Event
Ph.D. Dissertation Defense: Mohamed Ali
Monday, December 9, 2024
10:00 a.m.
AJC 5104
Rachel Chang
301 405 8268
rachel53@umd.edu
Title: Computer Vision-Guided Robotics for Industrial Automation: Innovations in Depth Imaging and Multi-Tasking Artificial Intelligence Models for Agrifood Processing Solutions
Committee members:
Dr. Yang Tao, Chair
Dr. Jenna Mueller
Dr. Giuliano Scarcelli
Dr. Dongyi Wang
Dr. John Aloimonos, Dean's Representative
Abstract:
The automation of industrial food processing is significantly advanced through the integration of computer vision and robotics, especially for handling complex and non-uniform items. This dissertation explores three primary innovations to improve the automation of front-end loading and packaging tasks for agricultural products.

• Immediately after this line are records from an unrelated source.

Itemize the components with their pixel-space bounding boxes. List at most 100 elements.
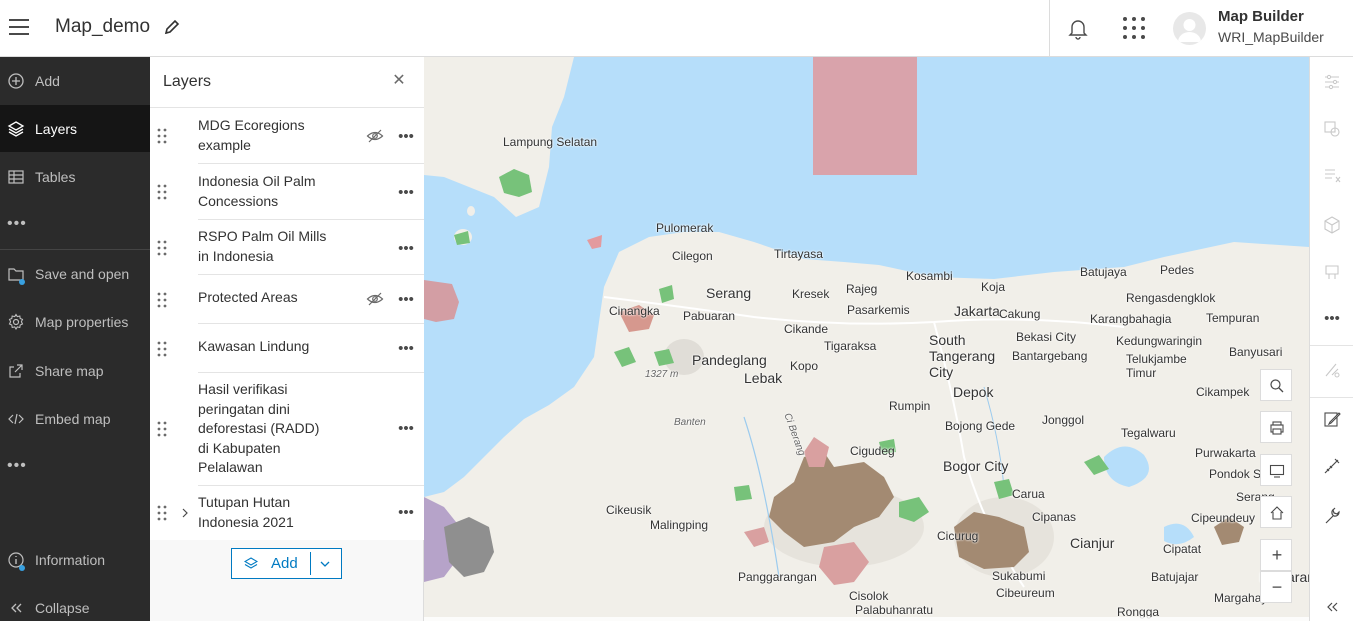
app-launcher-icon[interactable]: [1121, 15, 1147, 41]
print-button[interactable]: [1260, 411, 1292, 443]
visibility-off-icon[interactable]: [366, 290, 384, 308]
nav-layers[interactable]: Layers: [0, 105, 150, 152]
nav-layers-label: Layers: [35, 120, 78, 137]
screen-button[interactable]: [1260, 454, 1292, 486]
nav-information[interactable]: Information: [0, 536, 150, 583]
map-label: Malingping: [650, 518, 709, 532]
map-label: Kedungwaringin: [1116, 334, 1203, 348]
visibility-off-icon[interactable]: [366, 127, 384, 145]
styles-icon[interactable]: [1322, 119, 1342, 139]
map-view[interactable]: Lampung Selatan Pulomerak Cilegon Tirtay…: [424, 57, 1309, 621]
layer-name: Indonesia Oil Palm Concessions: [198, 173, 316, 209]
properties-sliders-icon[interactable]: [1322, 72, 1342, 92]
save-status-dot: [19, 279, 25, 285]
layer-options-icon[interactable]: •••: [397, 292, 415, 312]
edit-icon[interactable]: [1322, 409, 1342, 429]
layer-options-icon[interactable]: •••: [397, 341, 415, 361]
home-button[interactable]: [1260, 496, 1292, 528]
map-label: Tegalwaru: [1121, 426, 1176, 440]
nav-save-open[interactable]: Save and open: [0, 250, 150, 297]
wrench-icon[interactable]: [1322, 506, 1342, 526]
layer-options-icon[interactable]: •••: [397, 129, 415, 149]
chevron-right-icon[interactable]: [180, 508, 190, 518]
map-label: Palabuhanratu: [855, 603, 934, 617]
plus-icon: +: [1271, 545, 1283, 565]
zoom-in-button[interactable]: +: [1260, 539, 1292, 571]
map-label: Serang: [706, 285, 752, 301]
drag-handle-icon[interactable]: [157, 421, 167, 437]
sketch-icon[interactable]: [1322, 360, 1342, 380]
toolbar-divider: [1310, 345, 1353, 346]
map-title: Map_demo: [55, 16, 151, 37]
nav-embed-map[interactable]: Embed map: [0, 395, 150, 442]
add-layer-button[interactable]: Add: [231, 548, 342, 579]
close-icon[interactable]: ✕: [390, 72, 408, 90]
nav-share-map[interactable]: Share map: [0, 347, 150, 394]
monitor-icon: [1269, 464, 1285, 478]
map-label: Cigudeg: [850, 444, 895, 458]
menu-icon[interactable]: [9, 19, 29, 37]
add-layer-label: Add: [271, 555, 298, 572]
nav-more-icon[interactable]: •••: [7, 215, 27, 233]
layer-options-icon[interactable]: •••: [397, 185, 415, 205]
drag-handle-icon[interactable]: [157, 505, 167, 521]
edit-title-icon[interactable]: [163, 18, 183, 38]
nav-tables-label: Tables: [35, 168, 76, 185]
map-label: Purwakarta: [1195, 446, 1256, 460]
map-search-button[interactable]: [1260, 369, 1292, 401]
map-label: Cinangka: [609, 304, 660, 318]
user-name[interactable]: Map Builder: [1218, 8, 1304, 25]
layer-name: RSPO Palm Oil Mills in Indonesia: [198, 228, 327, 264]
measure-icon[interactable]: [1322, 456, 1342, 476]
map-label: Cilegon: [672, 249, 713, 263]
user-avatar[interactable]: [1173, 12, 1206, 45]
gear-icon: [8, 313, 24, 331]
drag-handle-icon[interactable]: [157, 341, 167, 357]
header-divider: [1049, 0, 1050, 57]
map-attribution: [424, 617, 1309, 621]
info-status-dot: [19, 565, 25, 571]
user-id[interactable]: WRI_MapBuilder: [1218, 29, 1324, 45]
map-label: Rengasdengklok: [1126, 291, 1216, 305]
drag-handle-icon[interactable]: [157, 292, 167, 308]
add-circle-icon: [8, 73, 24, 89]
layer-item[interactable]: MDG Ecoregions example •••: [150, 108, 424, 164]
nav-add[interactable]: Add: [0, 57, 150, 104]
map-label: Karangbahagia: [1090, 312, 1172, 326]
code-icon: [8, 413, 24, 425]
toolbar-divider: [1310, 397, 1353, 398]
nav-more-icon-2[interactable]: •••: [7, 457, 27, 475]
layers-add-icon: [244, 557, 258, 569]
drag-handle-icon[interactable]: [157, 184, 167, 200]
layer-options-icon[interactable]: •••: [397, 505, 415, 525]
map-label: 1327 m: [645, 369, 679, 380]
fields-icon[interactable]: [1322, 165, 1342, 185]
layer-item[interactable]: RSPO Palm Oil Mills in Indonesia •••: [150, 220, 424, 275]
drag-handle-icon[interactable]: [157, 128, 167, 144]
map-label: Lampung Selatan: [503, 135, 598, 149]
notifications-bell-icon[interactable]: [1066, 16, 1090, 40]
zoom-out-button[interactable]: −: [1260, 571, 1292, 603]
double-chevron-left-icon: [11, 603, 22, 613]
chevron-down-icon[interactable]: [319, 558, 331, 570]
nav-information-label: Information: [35, 551, 106, 568]
share-icon: [9, 364, 23, 378]
nav-tables[interactable]: Tables: [0, 153, 150, 200]
layer-item[interactable]: Hasil verifikasi peringatan dini defores…: [150, 373, 424, 486]
layer-group-item[interactable]: Tutupan Hutan Indonesia 2021 •••: [150, 486, 424, 540]
double-chevron-left-icon[interactable]: [1322, 597, 1342, 617]
layer-item[interactable]: Indonesia Oil Palm Concessions •••: [150, 164, 424, 220]
more-tools-icon[interactable]: •••: [1322, 310, 1342, 330]
layer-options-icon[interactable]: •••: [397, 421, 415, 441]
nav-map-properties[interactable]: Map properties: [0, 298, 150, 345]
drag-handle-icon[interactable]: [157, 240, 167, 256]
minus-icon: −: [1271, 577, 1283, 597]
labels-icon[interactable]: [1322, 262, 1342, 282]
cube-icon[interactable]: [1322, 215, 1342, 235]
layer-item[interactable]: Protected Areas •••: [150, 275, 424, 324]
nav-collapse[interactable]: Collapse: [0, 584, 150, 621]
layer-item[interactable]: Kawasan Lindung •••: [150, 324, 424, 373]
map-label: South: [929, 332, 966, 348]
layers-icon: [7, 121, 25, 137]
layer-options-icon[interactable]: •••: [397, 241, 415, 261]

First, an active dual line-laser scanning system is presented for high-resolution depth imaging of piled items without conveyor movement, overcoming the limitations of traditional depth sensors and achieving sub-millimeter precision. This method improves the depth reconstruction of overlapping piled objects like Chesapeake Blue crabs and White Button mushrooms. Second, the CrabFormer model, a multitasking transformer architecture, is introduced for RGB-D instance segmentation and pose estimation. The dual-patch Swin-T feature extractor applies self-attention mechanism between RGB-D data to learn visual and geometric features. Trained and tested on custom datasets, CrabFormer surpasses existing models in segmentation and keypoint detection Average Precision (AP) and Recall (AR), effectively identifying crabs within complex piles for front-end processing automation. The third component is a vision-guided robotic system for automated mushroom packaging and till weight optimization. This system incorporates real-time in-motion imaging, weighing, instance segmentation, and highspeed delta robot equipped with an electro-pneumatic end effector to handle mushrooms delicately. It optimizes weight distribution across mushroom tills, significantly reducing overfilling error rates and increasing packaging efficiency. The adaptive robotic handling adjusts to variations in mushroom size and weight, maintaining product quality while meeting stringent weight requirements.
Finally, this dissertation explores the ethical considerations surrounding the use of AI and robotics in agricultural automation. As these technologies reshape the labor dynamics in food processing, ethical frameworks are essential to address workforce displacement, agriculture robot accountability, and equitable access to automation benefits. By fostering responsible innovation, this work aims to guide the development of ethical, socially aware robotics applications in agriculture. Together, these contributions propel industrial food processing automation by integrating high resolution depth imaging, advanced computer vision, and robotic handling for irregular agricultural products, paving the way for future research in bioengineering and agricultural robotics.